A third method of weighting aligned biological sequences is outlined in Gerstein et. al. [8].  The basis for this weighting scheme is to use the distance between the sequences to cluster them in a bifurcating tree.  The tree is constructed using averaging of pairwise distances between sequences (measured by percentage residue identity). To calculate weights, they count the distance between nodes in the tree, the points of bifurcation in the tree.  If an edge or distance is shared between subtrees, the weight is then incremented for all of the sequences in each subtree.  The process begins from the node closest to 100% identity (leaves) and continues to the one closest to 0% (root).   The weight added to a subtree is the length of the edge connecting it to the node of interest. This method is comparable to the weights calculated from Sibbald and Argos, however the advantage of this method is that it is conceptually simple and is less computationally intensive [8].  In this weighting scheme, low weights are given to closely related sequences.

Optimally, the best way to overcome biases in the database would be to wait until a complete database has been developed.  Unfortunately, this may take more time than biologists care to afford (one approximation is that all structures will not be known until 2050 [4]).  In the mean time, sequence and/or structural comparisons and other prediction analyses will have to rely on methods to control for potential biases in the database such as those described above.  However, these methods still rely on many assumptions.  First, they assume that all types of proteins or sequences have at least 1 branch "representative" in the database.  In addition, they assume that all proteins and sequences are equally represented in nature (they may be overcompensating).

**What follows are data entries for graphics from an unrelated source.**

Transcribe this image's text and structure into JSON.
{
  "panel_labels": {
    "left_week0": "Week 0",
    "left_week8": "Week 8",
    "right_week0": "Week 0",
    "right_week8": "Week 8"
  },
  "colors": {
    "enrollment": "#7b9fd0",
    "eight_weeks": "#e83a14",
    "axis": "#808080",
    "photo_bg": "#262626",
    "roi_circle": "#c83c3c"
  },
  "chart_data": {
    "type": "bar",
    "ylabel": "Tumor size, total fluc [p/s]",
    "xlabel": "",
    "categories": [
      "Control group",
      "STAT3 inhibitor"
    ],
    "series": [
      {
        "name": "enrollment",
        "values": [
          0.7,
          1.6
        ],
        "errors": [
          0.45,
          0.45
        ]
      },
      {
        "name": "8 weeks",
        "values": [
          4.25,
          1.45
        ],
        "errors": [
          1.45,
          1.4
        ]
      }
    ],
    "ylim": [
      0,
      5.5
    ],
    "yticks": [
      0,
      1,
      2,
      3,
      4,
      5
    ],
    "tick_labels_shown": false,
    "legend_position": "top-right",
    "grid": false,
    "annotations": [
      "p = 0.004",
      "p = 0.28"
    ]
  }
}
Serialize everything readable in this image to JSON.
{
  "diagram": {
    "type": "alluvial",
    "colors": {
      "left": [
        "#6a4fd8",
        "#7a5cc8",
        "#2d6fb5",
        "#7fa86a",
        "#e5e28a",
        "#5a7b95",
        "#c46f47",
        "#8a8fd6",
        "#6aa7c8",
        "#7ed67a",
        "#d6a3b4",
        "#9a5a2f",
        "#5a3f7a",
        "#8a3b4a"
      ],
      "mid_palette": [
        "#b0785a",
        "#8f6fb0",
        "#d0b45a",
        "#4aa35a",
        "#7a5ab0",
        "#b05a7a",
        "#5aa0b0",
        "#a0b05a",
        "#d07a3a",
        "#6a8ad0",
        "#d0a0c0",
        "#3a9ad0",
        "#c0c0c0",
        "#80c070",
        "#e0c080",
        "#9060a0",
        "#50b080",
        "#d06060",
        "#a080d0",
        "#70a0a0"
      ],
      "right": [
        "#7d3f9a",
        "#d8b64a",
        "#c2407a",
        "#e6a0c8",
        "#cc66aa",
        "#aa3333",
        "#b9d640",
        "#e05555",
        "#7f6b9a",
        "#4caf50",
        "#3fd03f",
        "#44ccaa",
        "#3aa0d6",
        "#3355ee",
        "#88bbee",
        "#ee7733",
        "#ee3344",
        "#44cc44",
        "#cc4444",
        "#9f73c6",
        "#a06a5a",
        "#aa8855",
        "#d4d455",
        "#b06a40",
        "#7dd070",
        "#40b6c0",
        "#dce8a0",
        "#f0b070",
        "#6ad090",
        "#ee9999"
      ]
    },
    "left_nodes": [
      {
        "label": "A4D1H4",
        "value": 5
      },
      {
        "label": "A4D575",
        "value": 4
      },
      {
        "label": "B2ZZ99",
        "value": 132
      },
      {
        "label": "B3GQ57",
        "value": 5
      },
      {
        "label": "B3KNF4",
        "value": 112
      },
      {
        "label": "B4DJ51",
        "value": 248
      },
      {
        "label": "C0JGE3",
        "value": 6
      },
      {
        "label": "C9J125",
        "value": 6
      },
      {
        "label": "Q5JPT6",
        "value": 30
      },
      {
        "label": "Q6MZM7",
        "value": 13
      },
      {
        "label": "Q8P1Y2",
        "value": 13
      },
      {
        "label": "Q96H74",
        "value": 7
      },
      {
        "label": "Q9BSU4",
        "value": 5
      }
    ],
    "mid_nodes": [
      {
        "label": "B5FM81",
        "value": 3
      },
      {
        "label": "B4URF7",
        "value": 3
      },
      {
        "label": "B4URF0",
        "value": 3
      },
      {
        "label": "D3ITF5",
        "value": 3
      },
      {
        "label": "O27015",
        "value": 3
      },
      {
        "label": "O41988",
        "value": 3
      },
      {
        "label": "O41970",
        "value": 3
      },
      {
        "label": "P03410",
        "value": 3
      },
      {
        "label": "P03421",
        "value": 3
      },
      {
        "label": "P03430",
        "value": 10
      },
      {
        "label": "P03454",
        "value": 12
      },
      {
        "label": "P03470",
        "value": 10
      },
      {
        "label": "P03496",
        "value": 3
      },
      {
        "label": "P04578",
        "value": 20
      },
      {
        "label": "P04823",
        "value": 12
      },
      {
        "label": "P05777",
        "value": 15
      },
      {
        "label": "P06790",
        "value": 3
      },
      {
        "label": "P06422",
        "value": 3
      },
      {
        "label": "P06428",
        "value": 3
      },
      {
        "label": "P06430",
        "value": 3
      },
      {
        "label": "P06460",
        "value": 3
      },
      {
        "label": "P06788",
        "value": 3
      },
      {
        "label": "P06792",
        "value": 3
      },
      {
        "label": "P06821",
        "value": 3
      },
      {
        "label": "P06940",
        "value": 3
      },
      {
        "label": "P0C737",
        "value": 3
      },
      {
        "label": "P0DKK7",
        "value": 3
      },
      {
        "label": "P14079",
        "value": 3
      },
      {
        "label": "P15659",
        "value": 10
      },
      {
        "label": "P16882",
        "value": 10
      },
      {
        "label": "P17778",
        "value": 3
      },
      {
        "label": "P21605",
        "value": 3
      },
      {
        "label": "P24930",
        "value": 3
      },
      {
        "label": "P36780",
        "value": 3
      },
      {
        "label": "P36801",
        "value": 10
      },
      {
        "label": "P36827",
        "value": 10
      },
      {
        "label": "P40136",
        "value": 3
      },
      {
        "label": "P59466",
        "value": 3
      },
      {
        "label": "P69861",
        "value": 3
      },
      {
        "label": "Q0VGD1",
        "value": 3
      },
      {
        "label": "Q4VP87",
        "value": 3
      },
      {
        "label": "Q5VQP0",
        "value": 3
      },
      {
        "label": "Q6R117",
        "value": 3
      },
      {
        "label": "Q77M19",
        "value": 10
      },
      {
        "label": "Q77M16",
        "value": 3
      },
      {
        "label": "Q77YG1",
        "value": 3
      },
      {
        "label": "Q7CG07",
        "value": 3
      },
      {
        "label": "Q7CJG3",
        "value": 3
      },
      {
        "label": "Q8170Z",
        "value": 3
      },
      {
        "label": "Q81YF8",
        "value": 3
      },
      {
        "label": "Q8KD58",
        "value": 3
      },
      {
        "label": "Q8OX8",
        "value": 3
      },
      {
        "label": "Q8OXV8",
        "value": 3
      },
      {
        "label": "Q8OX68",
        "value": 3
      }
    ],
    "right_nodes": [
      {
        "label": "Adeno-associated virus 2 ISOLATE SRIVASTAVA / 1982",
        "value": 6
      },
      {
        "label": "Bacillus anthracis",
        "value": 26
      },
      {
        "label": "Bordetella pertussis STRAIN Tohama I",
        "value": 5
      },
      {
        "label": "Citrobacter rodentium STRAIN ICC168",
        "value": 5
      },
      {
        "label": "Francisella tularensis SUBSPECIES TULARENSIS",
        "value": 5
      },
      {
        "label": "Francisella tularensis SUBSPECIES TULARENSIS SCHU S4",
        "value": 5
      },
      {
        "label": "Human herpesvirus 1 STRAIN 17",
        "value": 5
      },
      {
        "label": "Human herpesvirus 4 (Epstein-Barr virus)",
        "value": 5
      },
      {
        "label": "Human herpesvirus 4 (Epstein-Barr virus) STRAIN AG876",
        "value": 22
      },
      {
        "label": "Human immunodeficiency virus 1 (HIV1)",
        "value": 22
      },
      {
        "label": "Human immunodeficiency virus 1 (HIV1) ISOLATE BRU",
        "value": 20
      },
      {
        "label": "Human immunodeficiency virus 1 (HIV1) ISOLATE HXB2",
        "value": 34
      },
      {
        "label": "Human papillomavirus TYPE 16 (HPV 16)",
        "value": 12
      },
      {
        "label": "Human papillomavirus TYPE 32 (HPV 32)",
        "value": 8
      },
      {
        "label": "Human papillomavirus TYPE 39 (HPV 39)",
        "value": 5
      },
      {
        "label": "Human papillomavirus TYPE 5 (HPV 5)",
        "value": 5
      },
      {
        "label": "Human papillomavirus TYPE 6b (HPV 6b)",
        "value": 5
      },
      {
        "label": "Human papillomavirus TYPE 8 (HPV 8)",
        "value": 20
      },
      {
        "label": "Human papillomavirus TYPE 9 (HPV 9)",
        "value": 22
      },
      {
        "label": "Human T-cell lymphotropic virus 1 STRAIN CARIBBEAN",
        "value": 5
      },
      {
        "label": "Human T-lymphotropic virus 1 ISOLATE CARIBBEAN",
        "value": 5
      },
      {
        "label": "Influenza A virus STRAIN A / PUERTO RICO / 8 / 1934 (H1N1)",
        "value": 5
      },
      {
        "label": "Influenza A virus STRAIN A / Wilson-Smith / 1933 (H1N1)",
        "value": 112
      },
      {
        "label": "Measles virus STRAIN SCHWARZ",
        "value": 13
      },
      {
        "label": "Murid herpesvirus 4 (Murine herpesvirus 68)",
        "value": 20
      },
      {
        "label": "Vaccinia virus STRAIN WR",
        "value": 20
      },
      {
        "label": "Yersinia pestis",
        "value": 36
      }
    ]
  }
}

1.  Luscombe, N.M., D. Greenbaum, and M. Gerstein, What is Bioinformatics?  An Introduction and Overview. IMIA yearbook (in press), 2001. 2001.

 

2.  Altschul, S.F., et al., Issues in searching molecular sequence databases. Nat Genet, 1994. 6(2): p. 119-29.

 

3.  Gerstein, M., How representative are the known structures of the proteins in a complete genome? A comprehensive structural census. Fold Des, 1998. 3(6): p. 497-512.

 

4.  Gerstein, M. and H. Hegyi, Comparing genomes in terms of protein structure: surveys of a finite parts list. FEMS Microbiol Rev, 1998. 22(4): p. 277-304.

 

5.   Altschul, S.F., R.J. Carroll, and D.J. Lipman, Weights for data related by a tree. J Mol Biol, 1989. 207(4): p. 647-53.

 

6.  Sibbald, P.R. and P. Argos, Weighting aligned protein or nucleic acid sequences to correct for unequal representation. J Mol Biol, 1990. 216(4): p. 813-8.

 

7.  Vingron, M. and P.R. Sibbald, Weighting in sequence space: a comparison of methods in terms of generalized sequences. Proc Natl Acad Sci U S A, 1993. 90(19): p. 8777-81.

 

8.   Gerstein, M., E.L. Sonnhammer, and C. Chothia, Volume changes in protein evolution. J Mol Biol, 1994. 236(4): p. 1067-78.